Svetlana Boriskina, a principal research scientist in the Department of Mechanical Engineering, has shown that utilizing a vibrational mechanical actuation technique can accelerate extraction of the atmospheric moisture captured by AWH sorbent materials and bypass the energy-intensive evaporation process. She will investigate the fundamental physics underlying this efficiency enhancement and will co-engineer new sorbent materials that will be tested by collaborators in Mexico, Israel, and Ukraine—countries with large arid areas or territories at the risk of desertification. Boriskina will also use AI techniques to optimize the vibrational actuator configuration to maximize both AWH productivity and energy efficiency. The aim is to make the technology economically feasible for adoption on scale to decentralize water production.

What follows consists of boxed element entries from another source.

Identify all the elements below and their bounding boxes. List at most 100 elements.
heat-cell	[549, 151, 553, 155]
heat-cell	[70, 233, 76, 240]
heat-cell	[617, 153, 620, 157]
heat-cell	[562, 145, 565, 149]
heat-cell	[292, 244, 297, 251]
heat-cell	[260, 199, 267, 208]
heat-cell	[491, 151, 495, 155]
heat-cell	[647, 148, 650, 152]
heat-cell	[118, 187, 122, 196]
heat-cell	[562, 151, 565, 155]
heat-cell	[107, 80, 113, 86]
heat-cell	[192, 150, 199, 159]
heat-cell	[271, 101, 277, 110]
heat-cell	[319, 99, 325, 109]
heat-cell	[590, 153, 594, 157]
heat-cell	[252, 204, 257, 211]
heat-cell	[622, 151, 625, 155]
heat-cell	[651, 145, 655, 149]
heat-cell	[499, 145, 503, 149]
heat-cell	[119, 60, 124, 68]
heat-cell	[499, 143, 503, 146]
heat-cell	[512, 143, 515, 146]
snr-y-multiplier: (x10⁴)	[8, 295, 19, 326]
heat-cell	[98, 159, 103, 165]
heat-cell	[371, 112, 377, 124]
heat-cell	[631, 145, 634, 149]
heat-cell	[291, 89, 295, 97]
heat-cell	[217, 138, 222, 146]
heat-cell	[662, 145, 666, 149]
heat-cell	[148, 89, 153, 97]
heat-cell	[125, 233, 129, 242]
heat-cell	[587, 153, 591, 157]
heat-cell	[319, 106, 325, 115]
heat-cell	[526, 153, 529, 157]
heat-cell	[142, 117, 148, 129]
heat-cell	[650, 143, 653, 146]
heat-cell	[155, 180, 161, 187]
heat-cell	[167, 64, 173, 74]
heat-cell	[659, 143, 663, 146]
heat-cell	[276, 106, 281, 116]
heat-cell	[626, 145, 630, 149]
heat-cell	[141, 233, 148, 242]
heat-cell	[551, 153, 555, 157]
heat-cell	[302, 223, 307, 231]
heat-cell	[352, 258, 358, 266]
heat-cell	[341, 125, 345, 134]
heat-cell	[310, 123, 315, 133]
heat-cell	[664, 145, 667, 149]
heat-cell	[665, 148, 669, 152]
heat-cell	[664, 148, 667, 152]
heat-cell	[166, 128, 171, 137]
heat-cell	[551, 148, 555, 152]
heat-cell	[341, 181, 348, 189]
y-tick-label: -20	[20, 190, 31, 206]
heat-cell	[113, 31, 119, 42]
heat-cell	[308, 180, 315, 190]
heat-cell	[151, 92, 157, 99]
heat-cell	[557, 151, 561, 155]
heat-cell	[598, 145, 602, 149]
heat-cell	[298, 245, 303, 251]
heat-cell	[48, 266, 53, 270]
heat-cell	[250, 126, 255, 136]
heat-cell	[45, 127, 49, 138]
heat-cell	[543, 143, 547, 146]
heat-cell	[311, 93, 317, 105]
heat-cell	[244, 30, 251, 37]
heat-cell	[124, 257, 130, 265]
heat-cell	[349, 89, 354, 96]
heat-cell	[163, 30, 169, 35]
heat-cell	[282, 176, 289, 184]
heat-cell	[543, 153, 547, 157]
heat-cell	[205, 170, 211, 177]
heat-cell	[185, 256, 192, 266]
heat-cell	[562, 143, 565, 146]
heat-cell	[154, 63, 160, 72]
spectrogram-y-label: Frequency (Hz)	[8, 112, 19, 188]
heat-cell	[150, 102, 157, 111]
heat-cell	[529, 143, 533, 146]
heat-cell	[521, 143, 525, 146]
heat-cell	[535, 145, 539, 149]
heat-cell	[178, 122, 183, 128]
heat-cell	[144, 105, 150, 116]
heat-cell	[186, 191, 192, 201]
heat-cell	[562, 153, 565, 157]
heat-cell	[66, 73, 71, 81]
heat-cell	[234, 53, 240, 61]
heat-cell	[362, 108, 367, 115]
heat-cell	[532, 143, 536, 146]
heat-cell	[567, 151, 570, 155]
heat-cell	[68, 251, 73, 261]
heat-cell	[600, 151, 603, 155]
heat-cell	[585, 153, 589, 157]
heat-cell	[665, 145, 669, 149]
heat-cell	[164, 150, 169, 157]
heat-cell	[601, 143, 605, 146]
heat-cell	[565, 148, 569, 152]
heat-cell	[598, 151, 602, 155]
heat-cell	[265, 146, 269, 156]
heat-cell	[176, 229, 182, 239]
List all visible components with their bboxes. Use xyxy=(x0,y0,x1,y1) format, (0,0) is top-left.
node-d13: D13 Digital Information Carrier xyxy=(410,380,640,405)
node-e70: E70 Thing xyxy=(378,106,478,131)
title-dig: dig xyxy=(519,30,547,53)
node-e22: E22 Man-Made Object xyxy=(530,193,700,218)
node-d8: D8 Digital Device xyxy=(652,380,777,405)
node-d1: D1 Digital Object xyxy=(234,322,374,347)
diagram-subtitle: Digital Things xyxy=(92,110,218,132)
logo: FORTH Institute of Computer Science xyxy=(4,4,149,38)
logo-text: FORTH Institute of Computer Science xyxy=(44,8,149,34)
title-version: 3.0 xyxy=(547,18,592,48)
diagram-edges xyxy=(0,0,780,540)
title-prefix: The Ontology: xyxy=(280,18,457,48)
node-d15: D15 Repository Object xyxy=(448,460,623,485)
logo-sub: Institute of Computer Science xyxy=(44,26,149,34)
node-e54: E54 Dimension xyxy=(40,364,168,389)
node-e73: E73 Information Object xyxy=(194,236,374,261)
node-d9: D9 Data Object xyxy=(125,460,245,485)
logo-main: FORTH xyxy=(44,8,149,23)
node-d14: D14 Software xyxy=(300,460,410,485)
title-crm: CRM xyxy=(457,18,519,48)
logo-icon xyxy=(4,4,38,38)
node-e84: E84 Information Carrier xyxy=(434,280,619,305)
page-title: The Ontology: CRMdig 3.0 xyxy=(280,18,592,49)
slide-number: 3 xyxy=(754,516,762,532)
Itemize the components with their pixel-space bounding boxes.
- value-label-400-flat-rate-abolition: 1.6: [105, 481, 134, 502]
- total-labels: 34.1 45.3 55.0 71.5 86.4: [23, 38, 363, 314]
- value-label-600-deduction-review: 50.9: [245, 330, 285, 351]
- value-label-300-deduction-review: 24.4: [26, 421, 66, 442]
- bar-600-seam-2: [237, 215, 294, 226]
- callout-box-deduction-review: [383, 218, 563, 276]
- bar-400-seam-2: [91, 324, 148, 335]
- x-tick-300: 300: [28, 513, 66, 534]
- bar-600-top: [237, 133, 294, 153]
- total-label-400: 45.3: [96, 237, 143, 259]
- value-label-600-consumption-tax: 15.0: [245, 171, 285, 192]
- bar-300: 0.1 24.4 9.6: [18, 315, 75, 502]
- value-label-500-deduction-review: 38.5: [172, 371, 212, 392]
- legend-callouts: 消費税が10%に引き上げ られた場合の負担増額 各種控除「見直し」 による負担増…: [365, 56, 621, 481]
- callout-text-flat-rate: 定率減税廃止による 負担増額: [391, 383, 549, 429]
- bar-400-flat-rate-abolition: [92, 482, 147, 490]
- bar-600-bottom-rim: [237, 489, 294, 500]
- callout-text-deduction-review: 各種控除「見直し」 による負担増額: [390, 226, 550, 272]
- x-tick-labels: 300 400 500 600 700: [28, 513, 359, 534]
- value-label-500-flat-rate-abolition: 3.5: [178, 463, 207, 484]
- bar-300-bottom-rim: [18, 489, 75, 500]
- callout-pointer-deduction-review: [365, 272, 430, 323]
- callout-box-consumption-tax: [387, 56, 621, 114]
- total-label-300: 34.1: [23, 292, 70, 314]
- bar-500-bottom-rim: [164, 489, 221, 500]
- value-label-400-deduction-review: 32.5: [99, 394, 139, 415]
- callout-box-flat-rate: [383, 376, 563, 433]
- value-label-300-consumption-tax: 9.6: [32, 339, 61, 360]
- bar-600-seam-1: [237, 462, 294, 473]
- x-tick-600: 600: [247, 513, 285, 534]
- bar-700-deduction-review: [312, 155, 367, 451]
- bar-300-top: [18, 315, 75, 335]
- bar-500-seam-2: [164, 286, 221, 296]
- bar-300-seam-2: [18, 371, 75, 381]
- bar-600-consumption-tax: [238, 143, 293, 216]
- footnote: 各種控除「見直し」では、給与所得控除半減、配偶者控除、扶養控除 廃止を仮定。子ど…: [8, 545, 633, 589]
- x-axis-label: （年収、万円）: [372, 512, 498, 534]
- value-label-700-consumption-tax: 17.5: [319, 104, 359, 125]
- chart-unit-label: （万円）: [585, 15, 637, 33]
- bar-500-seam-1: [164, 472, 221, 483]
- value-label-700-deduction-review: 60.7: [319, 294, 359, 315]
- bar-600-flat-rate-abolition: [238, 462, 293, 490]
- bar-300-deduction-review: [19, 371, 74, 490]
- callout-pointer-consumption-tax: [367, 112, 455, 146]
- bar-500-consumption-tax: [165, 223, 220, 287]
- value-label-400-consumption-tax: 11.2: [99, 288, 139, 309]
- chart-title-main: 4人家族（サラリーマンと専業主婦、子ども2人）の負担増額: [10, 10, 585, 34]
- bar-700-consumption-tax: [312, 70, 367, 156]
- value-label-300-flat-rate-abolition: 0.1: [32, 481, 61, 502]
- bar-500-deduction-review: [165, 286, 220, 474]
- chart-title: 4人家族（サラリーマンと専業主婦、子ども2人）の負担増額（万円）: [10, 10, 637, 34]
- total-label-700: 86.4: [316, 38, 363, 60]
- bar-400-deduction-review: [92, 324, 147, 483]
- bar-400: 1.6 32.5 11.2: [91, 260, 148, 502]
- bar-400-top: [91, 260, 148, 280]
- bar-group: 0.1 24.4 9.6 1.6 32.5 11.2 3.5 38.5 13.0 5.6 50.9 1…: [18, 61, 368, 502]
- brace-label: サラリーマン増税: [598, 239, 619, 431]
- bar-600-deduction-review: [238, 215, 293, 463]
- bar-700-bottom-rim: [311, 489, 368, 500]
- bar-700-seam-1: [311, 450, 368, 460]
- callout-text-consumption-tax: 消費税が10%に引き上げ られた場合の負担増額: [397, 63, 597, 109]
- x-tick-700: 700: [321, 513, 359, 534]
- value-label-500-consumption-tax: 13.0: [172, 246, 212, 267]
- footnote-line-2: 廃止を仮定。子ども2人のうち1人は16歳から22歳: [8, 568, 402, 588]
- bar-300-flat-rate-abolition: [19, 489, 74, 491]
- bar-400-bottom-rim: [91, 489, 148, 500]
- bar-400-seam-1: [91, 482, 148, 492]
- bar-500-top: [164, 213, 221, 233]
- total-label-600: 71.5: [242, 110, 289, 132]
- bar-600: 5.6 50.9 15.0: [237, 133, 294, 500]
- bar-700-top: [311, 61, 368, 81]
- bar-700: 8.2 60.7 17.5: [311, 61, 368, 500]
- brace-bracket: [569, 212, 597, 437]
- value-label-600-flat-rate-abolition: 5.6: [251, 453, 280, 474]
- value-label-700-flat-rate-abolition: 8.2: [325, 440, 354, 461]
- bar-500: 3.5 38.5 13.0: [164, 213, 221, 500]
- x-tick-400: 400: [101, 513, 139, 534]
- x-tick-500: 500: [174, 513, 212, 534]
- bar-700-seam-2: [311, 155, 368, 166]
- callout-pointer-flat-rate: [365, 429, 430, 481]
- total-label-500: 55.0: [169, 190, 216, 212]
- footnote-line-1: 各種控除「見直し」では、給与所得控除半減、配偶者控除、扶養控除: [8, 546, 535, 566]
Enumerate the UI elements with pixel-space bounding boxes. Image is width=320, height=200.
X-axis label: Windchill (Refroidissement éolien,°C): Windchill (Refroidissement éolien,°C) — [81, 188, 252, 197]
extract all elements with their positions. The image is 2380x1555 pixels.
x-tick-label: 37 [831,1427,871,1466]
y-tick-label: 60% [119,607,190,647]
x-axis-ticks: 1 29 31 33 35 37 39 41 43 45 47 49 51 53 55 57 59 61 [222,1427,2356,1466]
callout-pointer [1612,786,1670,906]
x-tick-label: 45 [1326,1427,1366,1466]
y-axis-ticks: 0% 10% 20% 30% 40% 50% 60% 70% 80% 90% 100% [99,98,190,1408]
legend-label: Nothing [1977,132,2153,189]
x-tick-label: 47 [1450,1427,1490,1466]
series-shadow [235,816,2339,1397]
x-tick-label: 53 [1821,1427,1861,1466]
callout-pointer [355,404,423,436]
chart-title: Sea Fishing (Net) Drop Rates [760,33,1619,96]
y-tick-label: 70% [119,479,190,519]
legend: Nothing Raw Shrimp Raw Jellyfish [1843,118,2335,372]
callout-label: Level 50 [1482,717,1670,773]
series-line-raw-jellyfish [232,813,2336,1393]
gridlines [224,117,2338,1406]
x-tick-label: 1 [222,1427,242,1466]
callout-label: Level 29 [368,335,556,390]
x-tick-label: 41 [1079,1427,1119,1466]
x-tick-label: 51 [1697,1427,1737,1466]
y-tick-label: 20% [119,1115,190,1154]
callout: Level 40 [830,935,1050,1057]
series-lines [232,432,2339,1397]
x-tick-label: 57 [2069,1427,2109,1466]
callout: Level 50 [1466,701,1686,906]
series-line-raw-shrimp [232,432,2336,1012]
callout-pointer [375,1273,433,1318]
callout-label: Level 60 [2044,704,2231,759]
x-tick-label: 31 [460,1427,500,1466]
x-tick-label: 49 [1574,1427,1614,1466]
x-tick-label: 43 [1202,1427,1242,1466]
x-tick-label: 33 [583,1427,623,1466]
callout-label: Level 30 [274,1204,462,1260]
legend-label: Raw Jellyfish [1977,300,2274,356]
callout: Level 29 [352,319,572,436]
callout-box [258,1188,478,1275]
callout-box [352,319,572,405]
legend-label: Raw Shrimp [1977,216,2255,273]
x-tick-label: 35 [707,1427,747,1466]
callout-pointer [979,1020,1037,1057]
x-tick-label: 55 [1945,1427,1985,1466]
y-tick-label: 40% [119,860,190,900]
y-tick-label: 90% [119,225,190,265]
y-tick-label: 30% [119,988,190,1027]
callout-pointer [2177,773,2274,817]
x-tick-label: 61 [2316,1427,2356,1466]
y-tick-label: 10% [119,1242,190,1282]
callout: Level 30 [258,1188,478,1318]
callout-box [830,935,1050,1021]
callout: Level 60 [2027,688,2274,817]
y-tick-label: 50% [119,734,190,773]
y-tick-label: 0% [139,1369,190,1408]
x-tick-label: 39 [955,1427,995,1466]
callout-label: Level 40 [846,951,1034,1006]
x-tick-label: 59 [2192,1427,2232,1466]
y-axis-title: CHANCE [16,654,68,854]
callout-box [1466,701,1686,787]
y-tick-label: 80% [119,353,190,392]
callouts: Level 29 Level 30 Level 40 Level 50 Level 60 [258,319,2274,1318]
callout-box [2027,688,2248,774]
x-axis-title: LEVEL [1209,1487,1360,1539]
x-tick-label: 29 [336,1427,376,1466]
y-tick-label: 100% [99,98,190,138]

Denitrifying capsules to clean water sources


Nitrogen is an essential nutrient for the growth of all biological organisms, but ecosystems must maintain a precarious balance: too little nitrogen restricts overall productivity, but too much leads to overgrowth of plants and harmful algal blooms. To feed ourselves, humans manufacture nitrogen-based fertilizers by fixing atmospheric nitrogen through the Haber-Bosch process. This has resulted in a doubling of the global rate of natural nitrogen fixation. Unfortunately, as much as two-thirds of the nitrogen fertilizers that we apply to croplands wash off into local waterways where they stimulate algal blooms that lead to hypoxia and fish kills, and can also be toxic for humans and pets.

Andrew Babbin, an associate professor in the Department of Earth, Atmospheric and Planetary Sciences, plans to construct capsules that will scrub local waterways of excess anthropogenic nitrogen to prevent algal blooms. The self-sustaining capsules, which will be designed to preferentially let specific non-toxic algae grow inside of them, will be paired with bacteria that use the live algal material to remove nitrogen from water. The goal is to prevent harmful algal blooms before they arise in rivers, streams, and coastal estuaries.